Facebook Twitter 新浪微博 Instagram YouTube Tuesday, Apr. 12, 2016

Animal releasing ritual gets pushback from Chinese farmers, netizens

(Xinhua)    19:34, April 12, 2016

Releasing animals into the wild has a long history in China, dating back to the Han Dynasty (202 B.C.- 220 A.D.) The practice is thought to cultivate kindness, compassion, and benevolence, but it did not become popular until Buddhism was introduced to China. (Xinhuanet file photo)

BEIJING, April 12 -- The mountains of Beijing have been crawling with new critters in recent weeks, and locals aren't happy about the new additions to the food chain.

According to a report in the Beijing Evening News on Monday, more than 300 foxes and raccoon dogs were released in Beijing's Huairou District without authorization. The captive animals were reportedly set free by Buddhists as a way of showing benevolence and earning merit.

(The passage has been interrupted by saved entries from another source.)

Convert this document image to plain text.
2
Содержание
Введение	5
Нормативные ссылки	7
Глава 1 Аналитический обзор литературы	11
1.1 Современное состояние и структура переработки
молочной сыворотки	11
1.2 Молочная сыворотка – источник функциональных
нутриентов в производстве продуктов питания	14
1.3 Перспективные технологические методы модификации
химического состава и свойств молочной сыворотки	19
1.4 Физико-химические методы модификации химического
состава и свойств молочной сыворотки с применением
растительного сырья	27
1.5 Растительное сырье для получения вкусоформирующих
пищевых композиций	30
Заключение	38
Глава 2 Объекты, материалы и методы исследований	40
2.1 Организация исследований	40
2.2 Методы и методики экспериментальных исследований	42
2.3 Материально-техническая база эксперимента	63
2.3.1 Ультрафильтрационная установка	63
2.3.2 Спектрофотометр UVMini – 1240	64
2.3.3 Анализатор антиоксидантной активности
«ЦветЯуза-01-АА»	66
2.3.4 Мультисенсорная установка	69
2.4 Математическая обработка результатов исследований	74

Releasing animals into the wild has a long history in China, dating back to the Han Dynasty (202 B.C.- 220 A.D.) The practice is thought to cultivate kindness, compassion, and benevolence, but it did not become popular until Buddhism was introduced to China.

The tradition has caused controversy in recent years after guinea pigs and venomous snakes were reportedly released into the wild, causing public panic.

Peng Yuchun, a villager in Huairou's Tanghekou Township, said the animals have attacked chickens, causing complaints among locals.

"Hundreds of foxes were released into the mountains a few days ago and killed some of my chickens," Peng told Huairou's forestry bureau.

A witness who saw the animals being released said that several people drove to the township on March 27 and "released a bunch of foxes."

The local forestry bureau told Xinhua that all the freed animals were arctic foxes, which are not a protected species in China. The foxes and raccoon dogs were all raised in captivity, according to the bureau.

Staff with the bureau said they have retrieved more than 100 foxes, many of them already dead, presumably from starvation as the animals were not equipped to survive in the wild.

Local police have launched a manhunt for those who released the animals.

A similar incident was reported last week in east China's Anhui Province, after more than 100 foxes were freed in a village in Huangshan City. Investigators found that the releasers bought more than 100 foxes from a farm in Shandong Province and freed them with the help of a local monk.

Local authorities have captured 120 foxes, with eight of them dead. The rest have yet to be retrieved.

The recent cases have fueled online debate, with netizens remaining divided on the issue. While many argue the practice conforms with Buddhist belief, others say the practice disturbs the ecological balance and harms society.

According to Chinese law, freeing wild animals must be done with authorization, and the environment must be suitable for the animals' survival.


An underground market has emerged to meet the demand of the devoted.

Kong Lingshui, a law enforcement officer with the Beijing Municipal Bureau of Landscape and Forestry, told Xinhua that most of the freed animals were raised domestically. The releasers did not even know where the animals came from, according to Kong, nor did they know if the animals could adapt to their new environment.

"Freeing wild animals blindly disturbs local ecological systems," Kong said. "We once caught a group of people freeing Brazilian tortoises in Beijing. The animals eat fish fry in rivers and multiply easily, damaging the aquatic ecosystem."

The rewards for the practice are not just spiritual. According to Kong, his team found an animal-freeing organization in 2007 was demanding 500 yuan (77 U.S. dollars) in "releasing fees" and 30 yuan for transportation costs from 500 participants.

"The actual cost of the activity was only 20,000 yuan," Kong said. "Additionally, the pheasants they released barely had any feathers, meaning they could not survive in the wild," Kong added that many released animals, such as sparrows, are recaptured and sold to releasers again." Almost 30 percent of sparrows die in the process."

Chen Junfeng, an officer with the Huangshan forestry police, said that the released animals could also threaten other wild species already facing extinction.

There is currently no applicable law to address the release of captive animals, so even if police find the releasers in the Beijing case, it will be difficult to penalize them, said Kong.

Yang Zhaoxia, an ecology expert with the Beijing Forestry University, said that China must speed up legislation on the issue to encourage "harmonious coexistence between animals, the environment and human beings."

"Releasing wild animals on a large scale could cause hazardous results," she said.

Kong Lingshui said that China should enhance online supervision to punish illegal activities organized via the Internet.

Social media users agreed.

"If releasing wild animals damages the environment, then it is not benevolence," said user "Lajimaichang" on web portal 163.com. "It is killing."